Whatever the medication, Prescription Take Back Day April 28 from 10 a.m. to 2 p.m. is a safe and easy way to dispose of it in the proper way, according to Jesse Hunt, Fort Rucker's drug abuse prevention coordinator.
The national initiative, sponsored by the Drug Enforcement Administration, provides a way for people across the country to turn in expired, unwanted or unused controlled substances and other medication for destruction by the DEA, he said.
Last October, Americans turned in more than 377,000 pounds during a similar nationwide event, Hunt said, referencing the DEA website.
Around Fort Rucker, residents can turn in unused medication at the Fort Rucker Post Exchange Mall, the Daleville Grocery Outlet, Enterprise Morgan Square, Ozark Wal-Mart and the Dothan Police Station, he said. At each drop-off point, a law enforcement officer will guard the discarded medication. In addition, at the PX on post, a pharmacy representative will be present to answer questions.
"It's literally you've got some old medicine and throw it in the box," Hunt said. "You're not going to be asked your name, how you got it or why you have it. It's an anonymous-type deal."
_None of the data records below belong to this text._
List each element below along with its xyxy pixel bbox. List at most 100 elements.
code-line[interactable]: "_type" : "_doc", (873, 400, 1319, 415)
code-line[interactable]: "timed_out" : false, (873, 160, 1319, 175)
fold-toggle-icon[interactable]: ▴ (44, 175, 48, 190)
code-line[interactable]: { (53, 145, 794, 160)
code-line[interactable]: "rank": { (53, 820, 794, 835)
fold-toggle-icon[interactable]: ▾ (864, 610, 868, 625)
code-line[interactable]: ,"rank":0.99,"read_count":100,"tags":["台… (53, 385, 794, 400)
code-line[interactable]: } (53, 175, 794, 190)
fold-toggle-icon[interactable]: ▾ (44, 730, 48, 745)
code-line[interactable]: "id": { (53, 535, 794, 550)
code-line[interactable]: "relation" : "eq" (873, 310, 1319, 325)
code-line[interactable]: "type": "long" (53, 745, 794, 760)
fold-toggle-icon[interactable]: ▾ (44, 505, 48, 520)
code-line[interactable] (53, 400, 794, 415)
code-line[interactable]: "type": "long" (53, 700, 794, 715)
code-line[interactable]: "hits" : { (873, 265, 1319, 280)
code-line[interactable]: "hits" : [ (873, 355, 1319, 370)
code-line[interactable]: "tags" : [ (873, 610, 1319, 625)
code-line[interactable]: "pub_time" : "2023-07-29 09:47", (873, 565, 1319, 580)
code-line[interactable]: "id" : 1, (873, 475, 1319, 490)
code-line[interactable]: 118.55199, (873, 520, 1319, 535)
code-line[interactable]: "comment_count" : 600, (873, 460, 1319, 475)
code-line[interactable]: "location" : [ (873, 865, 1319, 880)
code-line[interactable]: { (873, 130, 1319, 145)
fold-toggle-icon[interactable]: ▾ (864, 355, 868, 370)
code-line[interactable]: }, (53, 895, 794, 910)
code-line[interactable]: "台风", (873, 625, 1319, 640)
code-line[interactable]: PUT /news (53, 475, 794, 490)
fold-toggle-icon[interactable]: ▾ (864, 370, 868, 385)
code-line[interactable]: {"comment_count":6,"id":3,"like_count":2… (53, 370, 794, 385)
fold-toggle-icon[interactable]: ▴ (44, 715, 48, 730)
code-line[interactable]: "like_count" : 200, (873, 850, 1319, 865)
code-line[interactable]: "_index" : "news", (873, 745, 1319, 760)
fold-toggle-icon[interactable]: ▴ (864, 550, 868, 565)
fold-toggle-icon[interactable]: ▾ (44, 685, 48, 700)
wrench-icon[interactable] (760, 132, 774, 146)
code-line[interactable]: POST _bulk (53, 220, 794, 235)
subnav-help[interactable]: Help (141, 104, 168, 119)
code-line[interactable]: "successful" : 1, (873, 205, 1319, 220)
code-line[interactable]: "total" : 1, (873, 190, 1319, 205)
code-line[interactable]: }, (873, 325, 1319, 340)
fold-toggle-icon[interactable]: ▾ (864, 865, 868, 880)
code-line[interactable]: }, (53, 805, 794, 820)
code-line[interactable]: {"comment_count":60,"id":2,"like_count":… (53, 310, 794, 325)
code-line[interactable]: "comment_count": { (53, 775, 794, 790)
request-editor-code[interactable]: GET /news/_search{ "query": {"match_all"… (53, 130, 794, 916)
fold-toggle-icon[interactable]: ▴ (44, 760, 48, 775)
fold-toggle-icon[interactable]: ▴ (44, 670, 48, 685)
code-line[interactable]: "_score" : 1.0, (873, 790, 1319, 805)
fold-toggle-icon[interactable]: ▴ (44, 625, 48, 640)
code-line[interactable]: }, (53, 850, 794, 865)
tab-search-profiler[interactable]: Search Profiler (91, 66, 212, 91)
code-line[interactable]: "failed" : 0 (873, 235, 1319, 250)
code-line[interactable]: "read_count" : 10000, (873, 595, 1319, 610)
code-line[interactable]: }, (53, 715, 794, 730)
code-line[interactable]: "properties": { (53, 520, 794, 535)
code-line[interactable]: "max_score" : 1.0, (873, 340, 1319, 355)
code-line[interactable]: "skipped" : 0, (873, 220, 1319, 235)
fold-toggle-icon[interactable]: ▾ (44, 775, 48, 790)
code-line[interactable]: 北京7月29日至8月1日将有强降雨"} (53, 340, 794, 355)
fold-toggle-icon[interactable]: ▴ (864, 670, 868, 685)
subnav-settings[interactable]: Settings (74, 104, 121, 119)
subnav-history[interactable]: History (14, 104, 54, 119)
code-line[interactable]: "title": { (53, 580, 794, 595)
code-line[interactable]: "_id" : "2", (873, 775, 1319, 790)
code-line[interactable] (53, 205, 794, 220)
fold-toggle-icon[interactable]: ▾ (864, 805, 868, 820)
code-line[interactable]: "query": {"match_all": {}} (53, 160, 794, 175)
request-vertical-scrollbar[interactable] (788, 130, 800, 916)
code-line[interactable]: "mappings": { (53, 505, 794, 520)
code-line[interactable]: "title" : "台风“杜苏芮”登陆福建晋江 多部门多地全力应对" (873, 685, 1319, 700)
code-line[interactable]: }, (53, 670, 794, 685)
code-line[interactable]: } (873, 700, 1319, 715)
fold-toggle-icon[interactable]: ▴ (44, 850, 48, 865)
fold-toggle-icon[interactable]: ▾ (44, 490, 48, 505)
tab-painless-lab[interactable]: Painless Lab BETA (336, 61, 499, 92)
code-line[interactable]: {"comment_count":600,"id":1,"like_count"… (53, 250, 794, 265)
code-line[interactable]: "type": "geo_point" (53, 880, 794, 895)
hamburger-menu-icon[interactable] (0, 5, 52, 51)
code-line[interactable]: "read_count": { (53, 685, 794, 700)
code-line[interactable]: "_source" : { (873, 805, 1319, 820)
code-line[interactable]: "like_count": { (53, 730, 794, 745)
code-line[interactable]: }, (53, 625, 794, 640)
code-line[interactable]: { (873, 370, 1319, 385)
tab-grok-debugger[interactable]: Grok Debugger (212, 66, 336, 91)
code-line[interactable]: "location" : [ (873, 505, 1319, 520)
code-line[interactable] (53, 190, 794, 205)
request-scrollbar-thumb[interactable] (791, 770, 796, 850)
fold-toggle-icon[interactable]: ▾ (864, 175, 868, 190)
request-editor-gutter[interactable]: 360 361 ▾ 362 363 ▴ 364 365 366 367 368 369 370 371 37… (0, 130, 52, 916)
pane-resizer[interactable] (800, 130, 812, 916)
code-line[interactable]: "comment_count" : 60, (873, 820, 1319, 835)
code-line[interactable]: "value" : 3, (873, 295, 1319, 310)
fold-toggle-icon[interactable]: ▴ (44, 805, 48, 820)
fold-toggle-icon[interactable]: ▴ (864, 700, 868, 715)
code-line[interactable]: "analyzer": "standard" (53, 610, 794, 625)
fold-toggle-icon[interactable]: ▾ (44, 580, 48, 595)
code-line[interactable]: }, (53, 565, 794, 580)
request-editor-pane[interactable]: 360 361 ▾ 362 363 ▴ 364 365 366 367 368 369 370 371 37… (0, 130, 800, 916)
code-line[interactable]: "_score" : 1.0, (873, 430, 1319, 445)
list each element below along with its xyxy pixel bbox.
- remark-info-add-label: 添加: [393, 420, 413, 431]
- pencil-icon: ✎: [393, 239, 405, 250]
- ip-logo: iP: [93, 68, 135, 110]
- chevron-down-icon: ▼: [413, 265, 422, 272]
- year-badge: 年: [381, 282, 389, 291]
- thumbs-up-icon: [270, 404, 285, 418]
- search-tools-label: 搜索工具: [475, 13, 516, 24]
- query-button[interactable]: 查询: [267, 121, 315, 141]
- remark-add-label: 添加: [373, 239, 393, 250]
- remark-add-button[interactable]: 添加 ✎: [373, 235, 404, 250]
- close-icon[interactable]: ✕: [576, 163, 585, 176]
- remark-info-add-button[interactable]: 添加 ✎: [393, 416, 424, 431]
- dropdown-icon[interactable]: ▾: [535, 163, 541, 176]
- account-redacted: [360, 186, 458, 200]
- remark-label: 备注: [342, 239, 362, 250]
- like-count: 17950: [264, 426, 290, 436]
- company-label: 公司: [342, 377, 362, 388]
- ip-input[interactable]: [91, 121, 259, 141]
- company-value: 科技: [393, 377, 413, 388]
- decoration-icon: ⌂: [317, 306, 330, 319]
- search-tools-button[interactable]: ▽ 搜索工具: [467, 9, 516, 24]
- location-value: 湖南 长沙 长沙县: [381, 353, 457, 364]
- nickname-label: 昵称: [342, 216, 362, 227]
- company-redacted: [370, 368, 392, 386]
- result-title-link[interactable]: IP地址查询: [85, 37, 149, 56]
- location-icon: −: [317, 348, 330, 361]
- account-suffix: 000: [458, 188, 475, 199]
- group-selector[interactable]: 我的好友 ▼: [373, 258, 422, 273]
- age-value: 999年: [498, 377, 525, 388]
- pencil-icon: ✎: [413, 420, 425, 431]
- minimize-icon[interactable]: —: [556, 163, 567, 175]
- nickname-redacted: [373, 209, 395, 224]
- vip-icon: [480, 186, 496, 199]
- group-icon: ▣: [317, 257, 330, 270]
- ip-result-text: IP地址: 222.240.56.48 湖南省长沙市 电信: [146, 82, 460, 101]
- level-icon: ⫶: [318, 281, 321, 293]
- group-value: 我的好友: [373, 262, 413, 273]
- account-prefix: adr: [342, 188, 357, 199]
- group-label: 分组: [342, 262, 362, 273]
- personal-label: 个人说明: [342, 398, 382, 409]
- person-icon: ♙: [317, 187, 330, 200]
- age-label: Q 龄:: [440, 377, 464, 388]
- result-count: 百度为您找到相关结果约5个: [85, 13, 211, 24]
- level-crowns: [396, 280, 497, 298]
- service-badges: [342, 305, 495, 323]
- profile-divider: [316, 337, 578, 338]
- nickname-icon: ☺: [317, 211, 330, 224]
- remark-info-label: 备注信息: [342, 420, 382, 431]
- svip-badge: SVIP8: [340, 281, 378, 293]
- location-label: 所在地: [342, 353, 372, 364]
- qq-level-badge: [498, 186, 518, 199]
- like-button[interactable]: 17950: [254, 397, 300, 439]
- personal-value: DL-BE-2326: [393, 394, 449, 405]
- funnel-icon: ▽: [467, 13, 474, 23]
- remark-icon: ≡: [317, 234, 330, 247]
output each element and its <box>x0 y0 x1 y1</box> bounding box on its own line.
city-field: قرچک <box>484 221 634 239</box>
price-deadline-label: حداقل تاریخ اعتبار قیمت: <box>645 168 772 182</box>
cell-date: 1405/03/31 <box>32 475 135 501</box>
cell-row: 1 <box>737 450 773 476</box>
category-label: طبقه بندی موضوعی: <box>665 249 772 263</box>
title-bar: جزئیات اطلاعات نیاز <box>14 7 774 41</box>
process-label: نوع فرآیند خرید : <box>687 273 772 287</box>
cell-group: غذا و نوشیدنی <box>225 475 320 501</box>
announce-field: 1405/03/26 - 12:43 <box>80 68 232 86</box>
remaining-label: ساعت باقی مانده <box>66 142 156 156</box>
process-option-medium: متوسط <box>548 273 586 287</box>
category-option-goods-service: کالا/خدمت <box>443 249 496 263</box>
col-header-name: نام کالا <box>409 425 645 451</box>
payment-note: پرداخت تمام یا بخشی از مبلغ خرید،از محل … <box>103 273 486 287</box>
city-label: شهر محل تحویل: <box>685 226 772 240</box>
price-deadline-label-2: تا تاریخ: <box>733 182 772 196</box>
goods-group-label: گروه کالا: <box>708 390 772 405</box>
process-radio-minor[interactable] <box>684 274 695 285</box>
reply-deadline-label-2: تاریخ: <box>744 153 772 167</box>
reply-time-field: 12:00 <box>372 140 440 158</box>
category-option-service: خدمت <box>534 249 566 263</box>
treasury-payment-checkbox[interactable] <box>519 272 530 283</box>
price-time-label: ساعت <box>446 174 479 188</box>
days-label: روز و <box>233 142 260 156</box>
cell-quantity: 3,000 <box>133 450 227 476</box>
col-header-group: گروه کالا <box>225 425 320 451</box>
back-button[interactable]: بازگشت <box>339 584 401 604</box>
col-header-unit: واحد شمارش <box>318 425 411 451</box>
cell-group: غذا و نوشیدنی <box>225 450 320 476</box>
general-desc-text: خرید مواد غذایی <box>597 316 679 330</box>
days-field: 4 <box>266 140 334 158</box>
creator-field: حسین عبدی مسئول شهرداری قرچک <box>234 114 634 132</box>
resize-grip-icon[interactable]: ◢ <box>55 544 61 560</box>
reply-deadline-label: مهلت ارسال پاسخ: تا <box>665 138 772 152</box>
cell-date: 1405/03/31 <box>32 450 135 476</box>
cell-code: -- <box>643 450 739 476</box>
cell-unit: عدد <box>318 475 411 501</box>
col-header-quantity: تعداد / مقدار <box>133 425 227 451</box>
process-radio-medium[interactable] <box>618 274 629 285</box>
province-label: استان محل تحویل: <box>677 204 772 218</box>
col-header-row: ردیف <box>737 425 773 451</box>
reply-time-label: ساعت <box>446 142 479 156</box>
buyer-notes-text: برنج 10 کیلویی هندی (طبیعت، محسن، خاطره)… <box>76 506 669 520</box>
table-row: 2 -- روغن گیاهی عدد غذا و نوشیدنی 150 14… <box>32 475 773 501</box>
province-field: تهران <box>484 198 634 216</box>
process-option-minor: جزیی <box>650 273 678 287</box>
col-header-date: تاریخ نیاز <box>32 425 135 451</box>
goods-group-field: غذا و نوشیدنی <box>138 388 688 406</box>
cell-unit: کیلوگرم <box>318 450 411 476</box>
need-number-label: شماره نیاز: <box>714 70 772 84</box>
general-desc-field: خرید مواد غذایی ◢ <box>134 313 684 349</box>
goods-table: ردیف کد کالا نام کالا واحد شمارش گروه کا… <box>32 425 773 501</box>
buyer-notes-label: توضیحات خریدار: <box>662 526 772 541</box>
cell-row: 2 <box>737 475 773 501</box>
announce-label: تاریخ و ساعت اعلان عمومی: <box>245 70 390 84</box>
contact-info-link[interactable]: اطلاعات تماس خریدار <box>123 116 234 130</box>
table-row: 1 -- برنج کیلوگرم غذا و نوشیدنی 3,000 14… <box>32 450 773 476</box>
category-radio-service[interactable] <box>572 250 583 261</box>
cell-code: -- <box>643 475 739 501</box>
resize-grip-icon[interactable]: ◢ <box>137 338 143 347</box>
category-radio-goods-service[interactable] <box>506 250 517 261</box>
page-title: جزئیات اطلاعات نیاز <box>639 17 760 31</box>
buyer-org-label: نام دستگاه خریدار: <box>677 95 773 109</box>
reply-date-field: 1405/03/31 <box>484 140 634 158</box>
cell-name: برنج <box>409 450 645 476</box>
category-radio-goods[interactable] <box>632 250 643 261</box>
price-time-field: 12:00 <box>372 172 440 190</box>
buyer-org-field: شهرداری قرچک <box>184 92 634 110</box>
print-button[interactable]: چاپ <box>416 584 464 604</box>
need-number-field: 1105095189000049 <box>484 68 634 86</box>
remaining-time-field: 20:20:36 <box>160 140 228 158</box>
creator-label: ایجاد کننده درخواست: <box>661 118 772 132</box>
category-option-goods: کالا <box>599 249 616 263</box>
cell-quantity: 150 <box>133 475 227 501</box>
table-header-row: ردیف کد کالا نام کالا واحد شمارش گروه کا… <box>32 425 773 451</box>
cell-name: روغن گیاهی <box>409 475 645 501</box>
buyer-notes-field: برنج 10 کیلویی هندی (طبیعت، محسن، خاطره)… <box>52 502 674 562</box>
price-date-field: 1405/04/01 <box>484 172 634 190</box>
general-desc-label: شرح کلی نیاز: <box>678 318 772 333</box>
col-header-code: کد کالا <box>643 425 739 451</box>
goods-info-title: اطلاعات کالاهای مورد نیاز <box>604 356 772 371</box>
Disposing of medication improperly is bad for the environment, but leaving unused medication at home can be dangerous, too. "If you've got stuff in the cabinet, it's an attractive item for children," he said. "And senior adults have senior moments. We have some adults who don't wait until they are seniors to have senior moments … it's a challenge for people like me to go through and clean out my medicine cabinet."
Hunt said many people will keep unused medication to avoid a trip to the pharmacy, but he recommends disposing of any medication that is more than a year old.
"After about a year, many medications tend to lose their effectiveness and they don't do what they were originally intended to do," he explained. "In the meantime, they are attractive containers for someone who is feeling bad who says, "I don't care what's in here, I'm going to take it because anything is going to be an improvement over the way I feel now.' And so they take the medication which may in fact make them feel worse."
Other people may take old medicine in an attempt to self-medicate, but this can keep them from seeking medical care they actually need, said Amanda K. White, a staff pharmacist at Lyster Army Health Clinic.
"The best way to dispose of medications is to come to one of these turn-ins," she said, adding that other people, including children and pets, still have access to medication that is thrown in the trash. Plus, "it's not good for the environment."
The real goal of Prescription Take Back Day is to increase awareness about the dangers of prescription medication, Hunt said.
"This program has turned out to be a lot more effective than I thought it would be," he said. "I thought people would just throw their medication in the garbage but there are people who are concerned about our environment and want to dispose of things properly."